Она так редко выставляла на показ свою восхитительную фигурку, что я жадно сканировал её взглядом при каждой нашей встрече.
Я стал одержим. Я существовал от одной нашей встречи до другой. Я почти не прятался. Я хотел, чтобы она меня заметила. Но Лукерья лишь изредка мазала по мне взглядом и торопливо прятала глаза.
Иногда происходили какие-то случайные моменты, когда я мог приблизиться к ней: как тогда, под дождём, когда я помог ей собрать содержимое её сумочки. Адреналин зашкаливал от близости к ней. Я торопливо глотал её запах, изучал плавный изгиб пушистых ресниц, восхищался смущённым румянцем.
Я смотрел на её губы и думал: как они будут ощущаться на вкус? Не останется ли раздражения на её нежной коже от моей щетины?
Она сводила меня с ума. Раз за разом, день за днём, я, словно одержимый, провожал её от дома до института, встречал после занятий. Даже отправился на горнолыжный комплекс. И она потеряла свою варежку. И впервые я не окликнул Лукерью и не вернул ей её вещь. Я понял, что в большой беде, именно в этот момент.
Не потому, что неожиданно превратился в больного фетишиста, а потому, что эти дурацкие пушистые варежки мешали ей жить и постоянно раздражали девушку.
Я пытался справиться с внезапно обрушившимися на меня эмоциями. Старался изо всех сил. Я трудился в поте лица над расследованием, старательно выжимал веса и колотил грушу в зале, проводил больше ночей с Гординой. Я делал всё, чтобы изгнать из своих мыслей гражданку Голавлёву.
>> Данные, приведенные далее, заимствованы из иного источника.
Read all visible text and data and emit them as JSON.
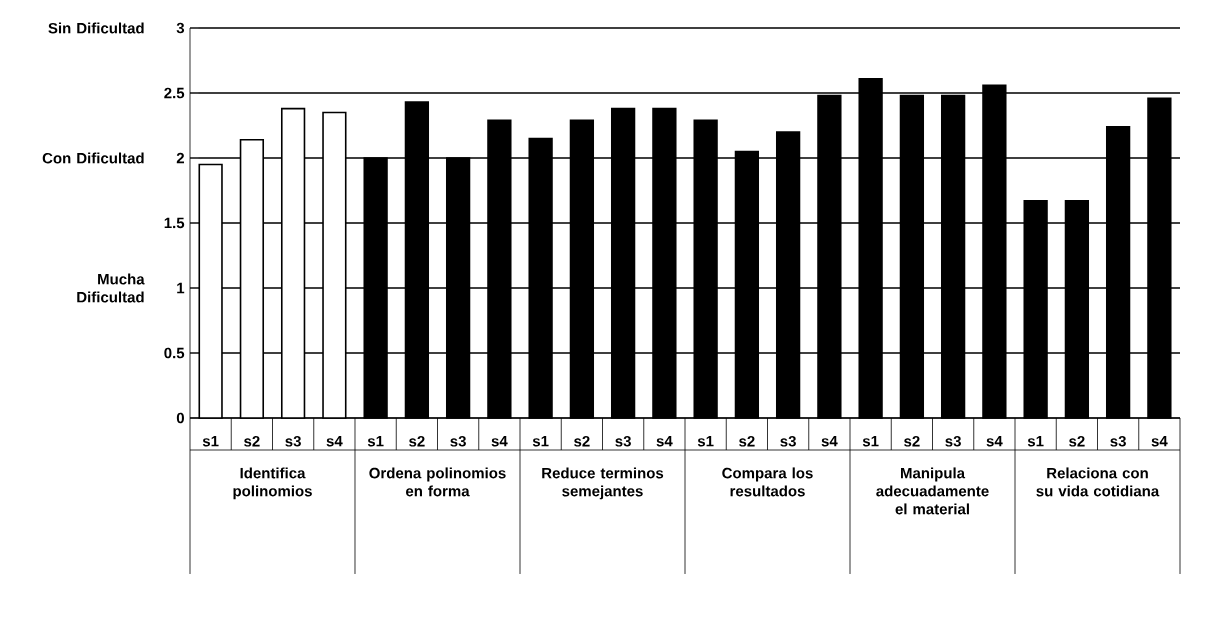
{
  "chart_data": {
    "type": "bar",
    "categories": [
      "s1",
      "s2",
      "s3",
      "s4",
      "s1",
      "s2",
      "s3",
      "s4",
      "s1",
      "s2",
      "s3",
      "s4",
      "s1",
      "s2",
      "s3",
      "s4",
      "s1",
      "s2",
      "s3",
      "s4",
      "s1",
      "s2",
      "s3",
      "s4"
    ],
    "values": [
      1.95,
      2.14,
      2.38,
      2.35,
      2.0,
      2.43,
      2.0,
      2.29,
      2.15,
      2.29,
      2.38,
      2.38,
      2.29,
      2.05,
      2.2,
      2.48,
      2.61,
      2.48,
      2.48,
      2.56,
      1.67,
      1.67,
      2.24,
      2.46
    ],
    "colors": [
      "#ffffff",
      "#ffffff",
      "#ffffff",
      "#ffffff",
      "#000000",
      "#000000",
      "#000000",
      "#000000",
      "#000000",
      "#000000",
      "#000000",
      "#000000",
      "#000000",
      "#000000",
      "#000000",
      "#000000",
      "#000000",
      "#000000",
      "#000000",
      "#000000",
      "#000000",
      "#000000",
      "#000000",
      "#000000"
    ],
    "ylim": [
      0,
      3
    ],
    "yticks": [
      0,
      0.5,
      1,
      1.5,
      2,
      2.5,
      3
    ],
    "grid": "y",
    "annotations": [
      "Sin Dificultad",
      "Con Dificultad",
      "Mucha Dificultad",
      "Identifica polinomios",
      "Ordena polinomios en forma",
      "Reduce terminos semejantes",
      "Compara los resultados",
      "Manipula adecuadamente el material",
      "Relaciona con su vida cotidiana"
    ]
  }
}
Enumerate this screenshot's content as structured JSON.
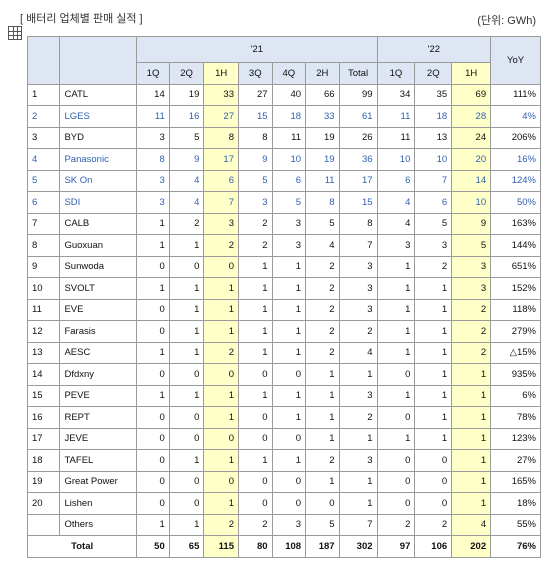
{
  "header": {
    "title": "[ 배터리 업체별 판매 실적 ]",
    "unit": "(단위: GWh)"
  },
  "table": {
    "groups": [
      "'21",
      "'22",
      "YoY"
    ],
    "columns_21": [
      "1Q",
      "2Q",
      "1H",
      "3Q",
      "4Q",
      "2H",
      "Total"
    ],
    "columns_22": [
      "1Q",
      "2Q",
      "1H"
    ],
    "highlight_color": "#ffffc8",
    "rows": [
      {
        "rank": "1",
        "company": "CATL",
        "values": [
          14,
          19,
          33,
          27,
          40,
          66,
          99,
          34,
          35,
          69
        ],
        "yoy": "111%"
      },
      {
        "rank": "2",
        "company": "LGES",
        "values": [
          11,
          16,
          27,
          15,
          18,
          33,
          61,
          11,
          18,
          28
        ],
        "yoy": "4%",
        "color": "#3060b0"
      },
      {
        "rank": "3",
        "company": "BYD",
        "values": [
          3,
          5,
          8,
          8,
          11,
          19,
          26,
          11,
          13,
          24
        ],
        "yoy": "206%"
      },
      {
        "rank": "4",
        "company": "Panasonic",
        "values": [
          8,
          9,
          17,
          9,
          10,
          19,
          36,
          10,
          10,
          20
        ],
        "yoy": "16%",
        "color": "#3060b0"
      },
      {
        "rank": "5",
        "company": "SK On",
        "values": [
          3,
          4,
          6,
          5,
          6,
          11,
          17,
          6,
          7,
          14
        ],
        "yoy": "124%",
        "color": "#3060b0"
      },
      {
        "rank": "6",
        "company": "SDI",
        "values": [
          3,
          4,
          7,
          3,
          5,
          8,
          15,
          4,
          6,
          10
        ],
        "yoy": "50%",
        "color": "#3060b0"
      },
      {
        "rank": "7",
        "company": "CALB",
        "values": [
          1,
          2,
          3,
          2,
          3,
          5,
          8,
          4,
          5,
          9
        ],
        "yoy": "163%"
      },
      {
        "rank": "8",
        "company": "Guoxuan",
        "values": [
          1,
          1,
          2,
          2,
          3,
          4,
          7,
          3,
          3,
          5
        ],
        "yoy": "144%"
      },
      {
        "rank": "9",
        "company": "Sunwoda",
        "values": [
          0,
          0,
          0,
          1,
          1,
          2,
          3,
          1,
          2,
          3
        ],
        "yoy": "651%"
      },
      {
        "rank": "10",
        "company": "SVOLT",
        "values": [
          1,
          1,
          1,
          1,
          1,
          2,
          3,
          1,
          1,
          3
        ],
        "yoy": "152%"
      },
      {
        "rank": "11",
        "company": "EVE",
        "values": [
          0,
          1,
          1,
          1,
          1,
          2,
          3,
          1,
          1,
          2
        ],
        "yoy": "118%"
      },
      {
        "rank": "12",
        "company": "Farasis",
        "values": [
          0,
          1,
          1,
          1,
          1,
          2,
          2,
          1,
          1,
          2
        ],
        "yoy": "279%"
      },
      {
        "rank": "13",
        "company": "AESC",
        "values": [
          1,
          1,
          2,
          1,
          1,
          2,
          4,
          1,
          1,
          2
        ],
        "yoy": "△15%"
      },
      {
        "rank": "14",
        "company": "Dfdxny",
        "values": [
          0,
          0,
          0,
          0,
          0,
          1,
          1,
          0,
          1,
          1
        ],
        "yoy": "935%"
      },
      {
        "rank": "15",
        "company": "PEVE",
        "values": [
          1,
          1,
          1,
          1,
          1,
          1,
          3,
          1,
          1,
          1
        ],
        "yoy": "6%"
      },
      {
        "rank": "16",
        "company": "REPT",
        "values": [
          0,
          0,
          1,
          0,
          1,
          1,
          2,
          0,
          1,
          1
        ],
        "yoy": "78%"
      },
      {
        "rank": "17",
        "company": "JEVE",
        "values": [
          0,
          0,
          0,
          0,
          0,
          1,
          1,
          1,
          1,
          1
        ],
        "yoy": "123%"
      },
      {
        "rank": "18",
        "company": "TAFEL",
        "values": [
          0,
          1,
          1,
          1,
          1,
          2,
          3,
          0,
          0,
          1
        ],
        "yoy": "27%"
      },
      {
        "rank": "19",
        "company": "Great Power",
        "values": [
          0,
          0,
          0,
          0,
          0,
          1,
          1,
          0,
          0,
          1
        ],
        "yoy": "165%"
      },
      {
        "rank": "20",
        "company": "Lishen",
        "values": [
          0,
          0,
          1,
          0,
          0,
          0,
          1,
          0,
          0,
          1
        ],
        "yoy": "18%"
      },
      {
        "company": "Others",
        "values": [
          1,
          1,
          2,
          2,
          3,
          5,
          7,
          2,
          2,
          4
        ],
        "yoy": "55%"
      }
    ],
    "total": {
      "label": "Total",
      "values": [
        50,
        65,
        115,
        80,
        108,
        187,
        302,
        97,
        106,
        202
      ],
      "yoy": "76%"
    }
  }
}
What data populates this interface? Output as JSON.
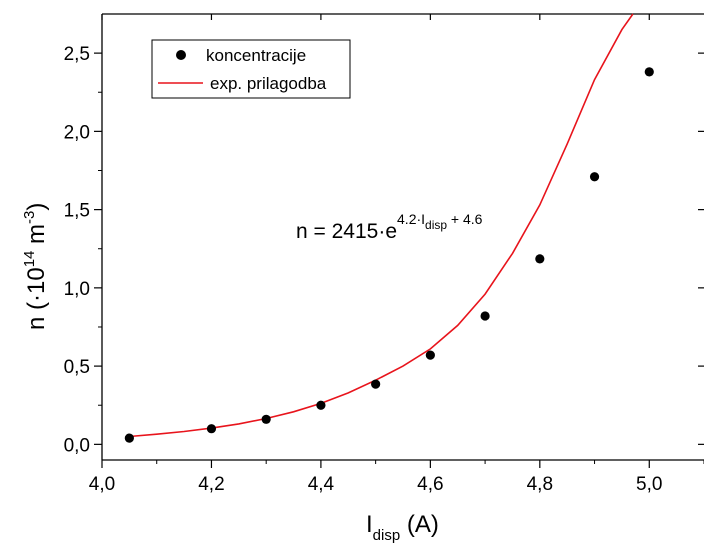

Но у меня ни хрена не получалось.
В день, когда Миронов положил мне на стол свидетельство о заключении брака и все её документы, в которых чёрным по белому говорилось, что она принадлежит мне, я… порвал с Гординой.
Это был полный провал. Вся моя жизнь летела в ад. На огромной скорости. И что делал я?
Расставив руки в стороны, чувствуя потоки воздуха между пальцев, летел, не сопротивляясь, вперёд.
И даже с каким-то мазохистским рвением ждал того момента, когда смогу забрать её домой.
Два года назад.
Конечно, я не мог оставить в неведении мою семью. Во-первых, я торопился построить дом, что уже вызывало нехилые подозрения у моей матери. Во-вторых, когда придёт время, мне может понадобиться их помощь.